Neue Zulassung gegen Kirschessigfliege

, erstellt von

Das Unternehmen dedetec aus Freiburg widmet sich der Bekämpfung der Kirschessigfliege. Nun erhielt der Zusatzstoff combi-protec eine generelle Genehmigung. Er beschleunigt und effektiviert den Schutz von Obst- und Weinkulturen.

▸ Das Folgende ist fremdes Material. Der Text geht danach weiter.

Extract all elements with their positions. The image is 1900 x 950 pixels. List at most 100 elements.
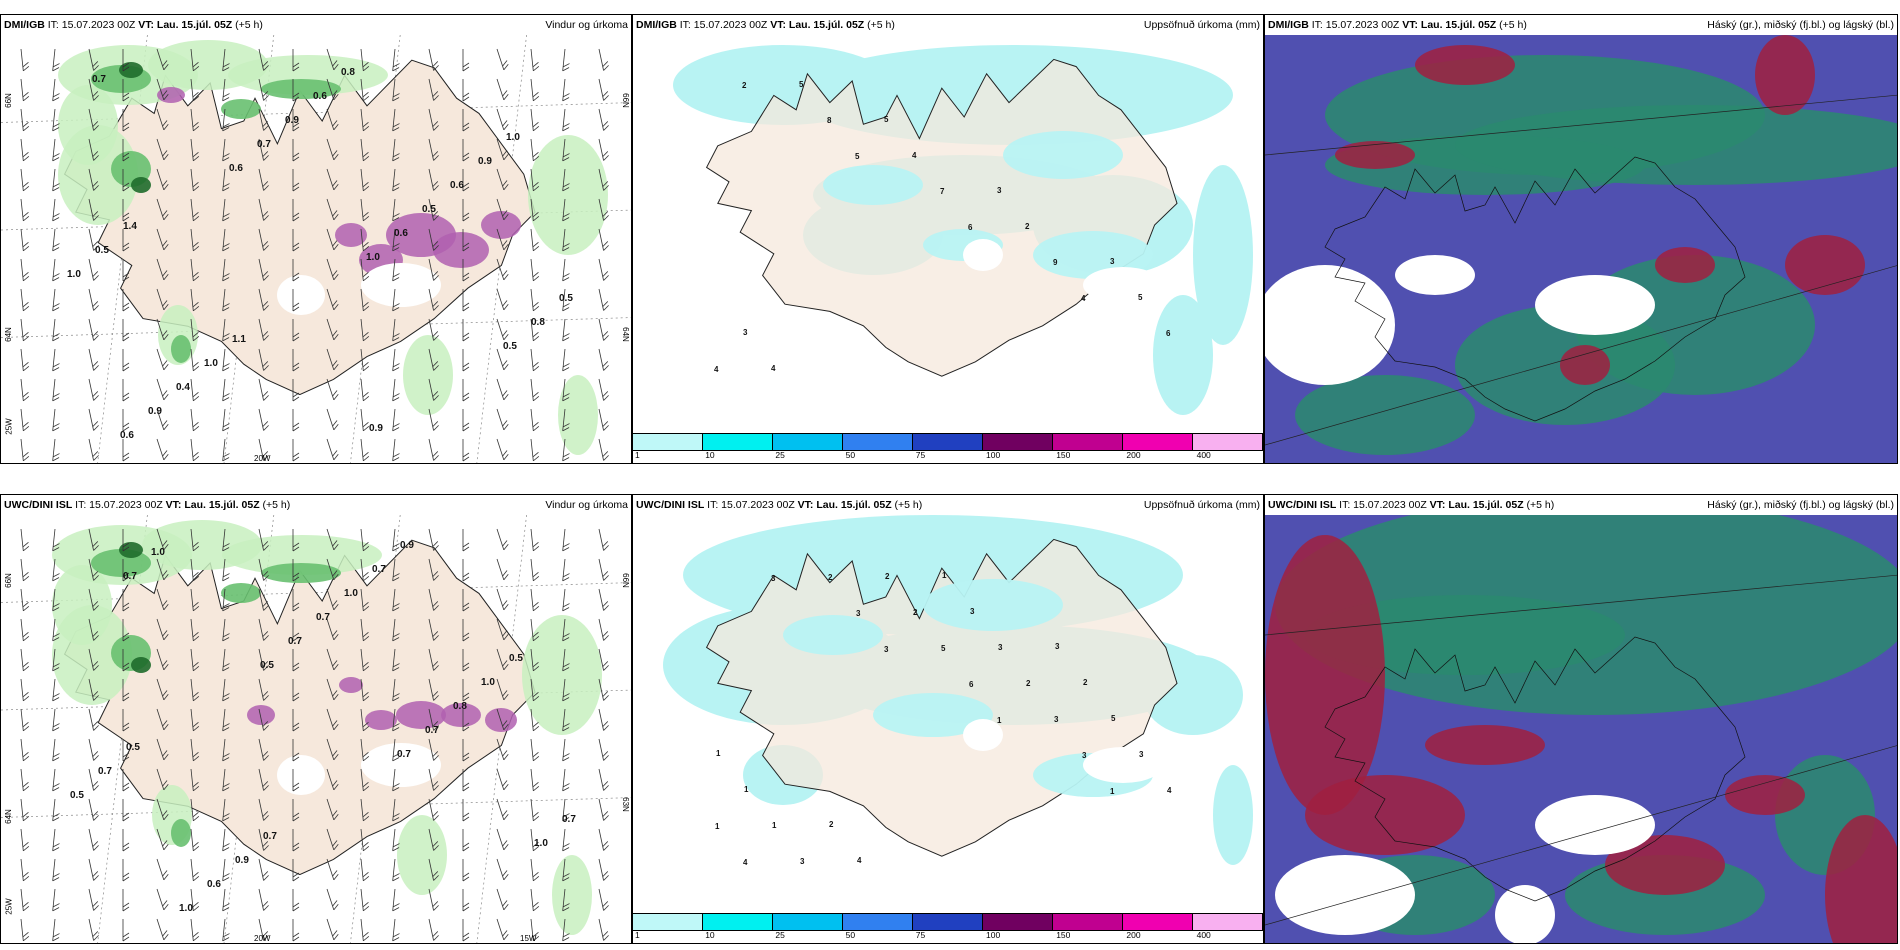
wind-barb: [496, 708, 509, 731]
wind-barb: [428, 528, 439, 551]
wind-barb: [258, 228, 269, 251]
precip-area: [783, 615, 883, 655]
precip-area-light: [522, 615, 602, 735]
wind-barb: [598, 78, 609, 101]
wind-barb: [258, 528, 269, 551]
wind-barb: [20, 288, 30, 312]
colorbar-swatches: [633, 433, 1263, 451]
wind-barb: [122, 799, 130, 822]
wind-barb: [562, 288, 570, 312]
precip-amount-label: 3: [856, 609, 861, 618]
wind-barb: [598, 798, 609, 821]
wind-barb: [52, 168, 60, 192]
wind-barb: [88, 768, 99, 791]
wind-barb: [562, 168, 570, 192]
wind-barb: [20, 918, 30, 942]
init-time: IT: 15.07.2023 00Z: [1339, 499, 1427, 511]
wind-barb: [258, 108, 269, 131]
wind-barb: [530, 678, 540, 702]
panel-accum-precip-uwc: UWC/DINI ISL IT: 15.07.2023 00Z VT: Lau.…: [632, 494, 1264, 944]
valid-time: VT: Lau. 15.júl. 05Z: [138, 19, 233, 31]
precip-value-label: 1.0: [344, 588, 358, 599]
wind-barb: [360, 858, 370, 882]
wind-barb: [122, 649, 130, 672]
wind-barb: [392, 288, 400, 312]
precip-value-label: 0.5: [503, 341, 517, 352]
colorbar-swatch: [703, 914, 773, 930]
wind-barb: [292, 139, 300, 162]
model-name: DMI/IGB: [1268, 19, 1309, 31]
lat-label-25w: 25W: [4, 898, 14, 915]
wind-barb: [52, 618, 60, 642]
wind-barb: [292, 349, 300, 372]
convective-precip-area: [365, 710, 397, 730]
wind-barb: [326, 858, 339, 881]
wind-barb: [392, 558, 400, 582]
colorbar-swatch: [633, 914, 703, 930]
wind-barb: [52, 288, 60, 312]
precip-value-label: 0.8: [453, 701, 467, 712]
wind-barb: [326, 348, 339, 371]
wind-barb: [326, 198, 339, 221]
precip-area: [823, 165, 923, 205]
precip-amount-label: 9: [1053, 258, 1058, 267]
glacier-area: [963, 719, 1003, 751]
wind-barb: [360, 828, 370, 852]
precip-value-label: 0.5: [70, 790, 84, 801]
wind-barb: [122, 229, 130, 252]
wind-barb: [52, 738, 60, 762]
wind-barb: [156, 678, 169, 701]
wind-barb: [20, 858, 30, 882]
panel-title: Vindur og úrkoma: [545, 499, 628, 511]
precip-colorbar: 1 10 25 50 75 100 150 200 400: [633, 913, 1263, 943]
wind-barb: [392, 168, 400, 192]
wind-barb: [530, 318, 540, 342]
precip-amount-label: 6: [968, 223, 973, 232]
init-time: IT: 15.07.2023 00Z: [679, 19, 768, 31]
wind-barb: [258, 648, 269, 671]
wind-barb: [530, 918, 540, 942]
wind-barb: [462, 559, 470, 582]
wind-barb: [122, 349, 130, 372]
precip-value-label: 0.6: [229, 163, 243, 174]
wind-barb: [360, 888, 370, 912]
wind-barb: [292, 589, 300, 612]
init-time: IT: 15.07.2023 00Z: [75, 499, 163, 511]
precip-area-light: [403, 335, 453, 415]
wind-barb: [392, 348, 400, 372]
wind-barb: [598, 138, 609, 161]
valid-time: VT: Lau. 15.júl. 05Z: [165, 499, 260, 511]
wind-barb: [530, 588, 540, 612]
precip-amount-label: 3: [970, 607, 975, 616]
wind-barb: [392, 378, 400, 402]
lat-label-25w: 25W: [4, 418, 14, 435]
wind-barb: [258, 138, 269, 161]
wind-barb: [496, 138, 509, 161]
wind-barb: [258, 198, 269, 221]
wind-barb: [496, 918, 509, 941]
precip-area: [873, 693, 993, 737]
wind-barb: [360, 48, 370, 72]
graticule-line: [1265, 745, 1897, 926]
wind-barb: [530, 738, 540, 762]
wind-barb: [462, 619, 470, 642]
model-name: DMI/IGB: [4, 19, 45, 31]
wind-barb: [598, 918, 609, 941]
wind-barb: [20, 768, 30, 792]
wind-barb: [20, 408, 30, 432]
wind-barb: [190, 48, 200, 72]
convective-precip-area: [335, 223, 367, 247]
wind-barb: [326, 678, 339, 701]
wind-barb: [292, 229, 300, 252]
wind-barb: [496, 198, 509, 221]
wind-barb: [258, 168, 269, 191]
precip-amount-label: 4: [1167, 786, 1172, 795]
wind-barb: [222, 708, 230, 732]
wind-barb: [292, 529, 300, 552]
lat-label-64n: 64N: [3, 327, 13, 342]
wind-barb: [496, 288, 509, 311]
wind-barb: [598, 108, 609, 131]
blank-area: [361, 263, 441, 307]
wind-barb: [156, 138, 169, 161]
wind-barb: [156, 768, 169, 791]
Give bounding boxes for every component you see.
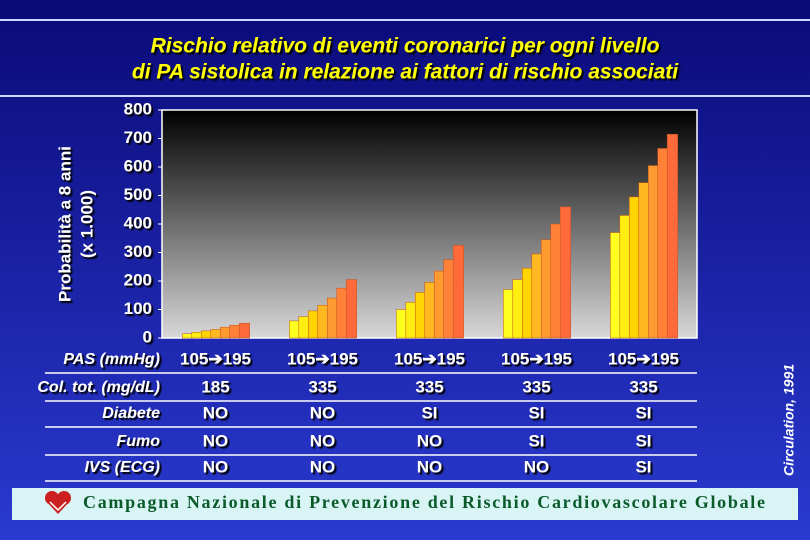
bar xyxy=(666,133,678,339)
y-tick-label: 100 xyxy=(124,299,152,318)
bar xyxy=(540,239,552,339)
cell: NO xyxy=(417,431,443,450)
bar xyxy=(550,223,562,339)
row-label: Fumo xyxy=(116,433,160,450)
cell: NO xyxy=(310,457,336,476)
y-ticks: 0 100 200 300 400 500 600 700 800 xyxy=(124,99,152,346)
bar xyxy=(298,316,310,339)
bar xyxy=(424,282,436,339)
bar xyxy=(219,326,231,339)
title: Rischio relativo di eventi coronarici pe… xyxy=(151,35,660,58)
y-tick-label: 500 xyxy=(124,185,152,204)
bar xyxy=(657,148,669,339)
cell: SI xyxy=(528,431,544,450)
bar xyxy=(317,304,329,339)
bar xyxy=(229,324,241,339)
bar xyxy=(647,165,659,339)
cell: 105➔195 xyxy=(180,349,251,368)
bar xyxy=(289,320,301,339)
footer-text: Campagna Nazionale di Prevenzione del Ri… xyxy=(83,492,765,512)
bar xyxy=(638,182,650,339)
y-tick-label: 700 xyxy=(124,128,152,147)
bar xyxy=(559,206,571,339)
cell: NO xyxy=(203,431,229,450)
cell: 105➔195 xyxy=(608,349,679,368)
bar xyxy=(191,332,203,339)
bar xyxy=(503,289,515,339)
row-label: Diabete xyxy=(102,405,160,422)
bar xyxy=(531,253,543,339)
bar xyxy=(210,329,222,339)
bar xyxy=(336,287,348,339)
y-tick-label: 400 xyxy=(124,213,152,232)
title: di PA sistolica in relazione ai fattori … xyxy=(132,61,679,84)
y-tick-label: 600 xyxy=(124,156,152,175)
cell: 185 xyxy=(201,377,229,396)
cell: NO xyxy=(310,403,336,422)
logo xyxy=(45,491,71,514)
bar xyxy=(452,245,464,339)
bar xyxy=(443,259,455,339)
cell: NO xyxy=(203,403,229,422)
bar xyxy=(619,215,631,339)
table: PAS (mmHg) 105➔195 105➔195 105➔195 105➔195 10… xyxy=(37,349,679,476)
cell: 105➔195 xyxy=(287,349,358,368)
bar xyxy=(396,309,408,339)
cell: 335 xyxy=(629,377,657,396)
y-tick-label: 800 xyxy=(124,99,152,118)
cell: SI xyxy=(635,403,651,422)
cell: SI xyxy=(635,457,651,476)
bar xyxy=(238,322,250,339)
cell: SI xyxy=(528,403,544,422)
bar xyxy=(345,279,357,339)
row-label: PAS (mmHg) xyxy=(63,351,160,368)
bar xyxy=(182,333,194,339)
bar xyxy=(629,196,641,339)
cell: 335 xyxy=(522,377,550,396)
cell: 105➔195 xyxy=(394,349,465,368)
source: Circulation, 1991 xyxy=(781,364,797,476)
y-axis-label: Probabilità a 8 anni xyxy=(55,146,74,302)
cell: NO xyxy=(524,457,550,476)
footer-band xyxy=(12,488,798,520)
bar xyxy=(522,267,534,339)
bar xyxy=(405,302,417,339)
cell: NO xyxy=(203,457,229,476)
bar xyxy=(433,270,445,339)
bar xyxy=(415,292,427,339)
y-axis-label: (x 1.000) xyxy=(77,190,96,258)
row-label: Col. tot. (mg/dL) xyxy=(37,379,160,396)
cell: NO xyxy=(417,457,443,476)
cell: NO xyxy=(310,431,336,450)
bar xyxy=(512,279,524,339)
cell: 335 xyxy=(415,377,443,396)
row-label: IVS (ECG) xyxy=(84,459,160,476)
bar xyxy=(201,330,213,339)
bar xyxy=(326,297,338,339)
y-tick-label: 300 xyxy=(124,242,152,261)
cell: SI xyxy=(421,403,437,422)
cell: SI xyxy=(635,431,651,450)
bar xyxy=(308,310,320,339)
y-tick-label: 200 xyxy=(124,270,152,289)
cell: 335 xyxy=(308,377,336,396)
bar xyxy=(610,232,622,339)
y-tick-label: 0 xyxy=(143,327,152,346)
cell: 105➔195 xyxy=(501,349,572,368)
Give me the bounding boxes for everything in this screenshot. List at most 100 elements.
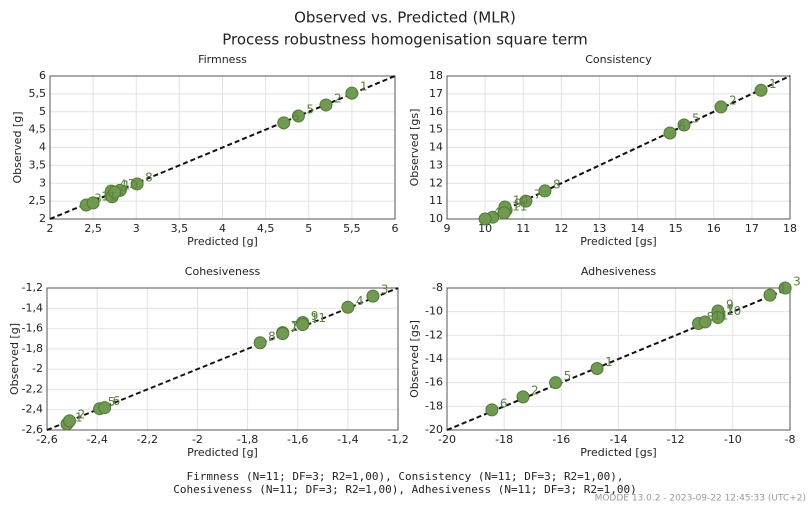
subplot-title: Firmness — [198, 53, 247, 66]
data-point — [590, 361, 604, 375]
data-point — [130, 177, 144, 191]
point-label: 5 — [108, 395, 116, 409]
point-label: 11 — [512, 199, 527, 213]
point-label: 11 — [311, 311, 326, 325]
data-point — [86, 196, 100, 210]
chart-title: Observed vs. Predicted (MLR) — [294, 9, 516, 27]
y-tick-label: -20 — [425, 423, 443, 436]
x-tick-label: -2 — [192, 433, 203, 446]
point-label: 4 — [119, 178, 127, 192]
data-point — [341, 300, 355, 314]
x-tick-label: 9 — [444, 222, 451, 235]
y-tick-label: -12 — [425, 328, 443, 341]
data-point — [345, 86, 359, 100]
footer-line: Cohesiveness (N=11; DF=3; R2=1,00), Adhe… — [173, 483, 637, 496]
y-tick-label: -2,2 — [22, 382, 43, 395]
point-label: 1 — [605, 355, 613, 369]
point-label: 11 — [713, 308, 728, 322]
y-tick-label: 10 — [429, 212, 443, 225]
y-tick-label: 18 — [429, 69, 443, 82]
x-tick-label: -2,4 — [86, 433, 107, 446]
y-tick-label: 14 — [429, 141, 443, 154]
y-tick-label: -1,8 — [22, 342, 43, 355]
x-axis-label: Predicted [g] — [187, 446, 258, 459]
x-tick-label: 16 — [707, 222, 721, 235]
point-label: 5 — [564, 369, 572, 383]
data-point — [538, 184, 552, 198]
x-tick-label: 4,5 — [257, 222, 275, 235]
x-tick-label: -1,2 — [387, 433, 408, 446]
data-point — [478, 212, 492, 226]
data-point — [754, 83, 768, 97]
y-tick-label: 2 — [39, 212, 46, 225]
x-axis-label: Predicted [gs] — [580, 446, 656, 459]
x-tick-label: -16 — [552, 433, 570, 446]
data-point — [485, 403, 499, 417]
point-label: 1 — [360, 80, 368, 94]
point-label: 4 — [356, 294, 364, 308]
x-tick-label: -2,6 — [36, 433, 57, 446]
data-point — [108, 185, 122, 199]
y-tick-label: -1,6 — [22, 322, 43, 335]
point-label: 11 — [101, 189, 116, 203]
point-label: 2 — [78, 407, 86, 421]
x-tick-label: 2,5 — [84, 222, 102, 235]
point-label: 10 — [123, 179, 138, 193]
plot-frame — [49, 75, 396, 220]
subplot-title: Adhesiveness — [581, 265, 657, 278]
point-label: 4 — [778, 282, 786, 296]
x-tick-label: 4 — [219, 222, 226, 235]
y-tick-label: -1,4 — [22, 301, 43, 314]
x-tick-label: 18 — [783, 222, 797, 235]
point-label: 7 — [291, 319, 299, 333]
point-label: 9 — [726, 297, 734, 311]
data-point — [663, 126, 677, 140]
y-tick-label: 15 — [429, 123, 443, 136]
y-tick-label: 4,5 — [29, 123, 47, 136]
point-label: 8 — [553, 177, 561, 191]
point-label: 10 — [513, 194, 528, 208]
point-label: 3 — [793, 275, 801, 289]
y-tick-label: 5,5 — [29, 87, 47, 100]
point-label: 4 — [493, 206, 501, 220]
point-label: 8 — [145, 170, 153, 184]
data-point — [319, 98, 333, 112]
point-label: 6 — [500, 396, 508, 410]
data-point — [291, 109, 305, 123]
x-tick-label: 13 — [592, 222, 606, 235]
subplot-title: Cohesiveness — [185, 265, 261, 278]
data-point — [98, 401, 112, 415]
y-tick-label: 3,5 — [29, 158, 47, 171]
x-tick-label: 10 — [478, 222, 492, 235]
x-tick-label: -8 — [785, 433, 796, 446]
chart-subtitle: Process robustness homogenisation square… — [222, 31, 587, 49]
data-point — [497, 206, 511, 220]
y-axis-label: Observed [gs] — [408, 320, 421, 398]
data-point — [296, 318, 310, 332]
y-tick-label: -8 — [432, 281, 443, 294]
data-point — [63, 414, 77, 428]
x-tick-label: -1,6 — [287, 433, 308, 446]
x-tick-label: -20 — [438, 433, 456, 446]
reference-line — [446, 287, 791, 431]
data-point — [519, 194, 533, 208]
y-tick-label: -1,2 — [22, 281, 43, 294]
reference-line — [46, 287, 399, 431]
point-label: 5 — [306, 103, 314, 117]
point-label: 3 — [94, 192, 102, 206]
x-tick-label: -10 — [724, 433, 742, 446]
point-label: 2 — [334, 91, 342, 105]
y-axis-label: Observed [gs] — [408, 109, 421, 187]
y-tick-label: -10 — [425, 305, 443, 318]
x-tick-label: 5,5 — [343, 222, 361, 235]
point-label: 5 — [692, 111, 700, 125]
watermark: MODDE 13.0.2 - 2023-09-22 12:45:33 (UTC+… — [595, 494, 806, 504]
data-point — [677, 118, 691, 132]
x-tick-label: 15 — [669, 222, 683, 235]
y-tick-label: -2,6 — [22, 423, 43, 436]
data-point — [711, 311, 725, 325]
plot-frame — [446, 287, 791, 431]
x-tick-label: -1,8 — [237, 433, 258, 446]
plot-frame — [46, 287, 399, 431]
y-tick-label: -18 — [425, 399, 443, 412]
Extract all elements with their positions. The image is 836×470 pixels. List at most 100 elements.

Effektiver gegen die Kirschessigfliege? Pflanzen und Früchte müssen nicht völlig mit combi-protec bedeckt sein. Foto: dedetec

combi-protec: innvoatives Verfahren gegen Kirschessigfliege

Der Hersteller verspricht ein innovatives Verfahren, das den Einsatz von Pflanzenschutzmitteln gegen den Problemschädiger im Obst- und Weinbau um bis zu 97 Prozent reduzieren könnte. Zum einen müssen die Pflanzen und Früchte nicht vollständig mit dem Wirkstoff benetzt sein. Zum anderen mischt der Anwender einen Liter combi-protec mit lediglich rund drei Prozent der regulären Insektizid-Wirkstoffmenge und 20 Litern Wasser. Das Gemisch wird als Fraßköder für die Kirschessigfliegen ausgebracht.

Laut dedetec beschleunigt combi-protec die Aufnahme des Wirkstoffs durch den Schaderreger und verstärkt zudem die Wirkung von beigemischten Pestiziden. Die Wirksamkeit hat der Hersteller unter anderem an der Lehr- und Versuchsanstalt für Obst- und Weinbau in Weinsberg (LVWO) testen lassen.

Nur noch halbseitige Behandlung im Weinbau nötig

Für den Weinbau, dem die Kirschessigfliege zunehmend zusetzt, empfehle sich eine halbseitige Behandlung, also ein Sprühen in jeder zweiten Fahrgasse der Weinberge. Das Pflanzenschutzmittelgemisch wird mit niedrigem Druck aus zwei bis maximal vier Düsen und hoher Fahrgeschwindigkeit ausgebracht.

Im Rahmen des Genehmigungsvorgangs durch die Behörden wurden als empfohlene Tankmischungen Spintor + combi-protec im Beerenobst sowie Holunder und im Weinbau gegen Kirschessigfliege und Gemeiner Ohrwurm geprüft.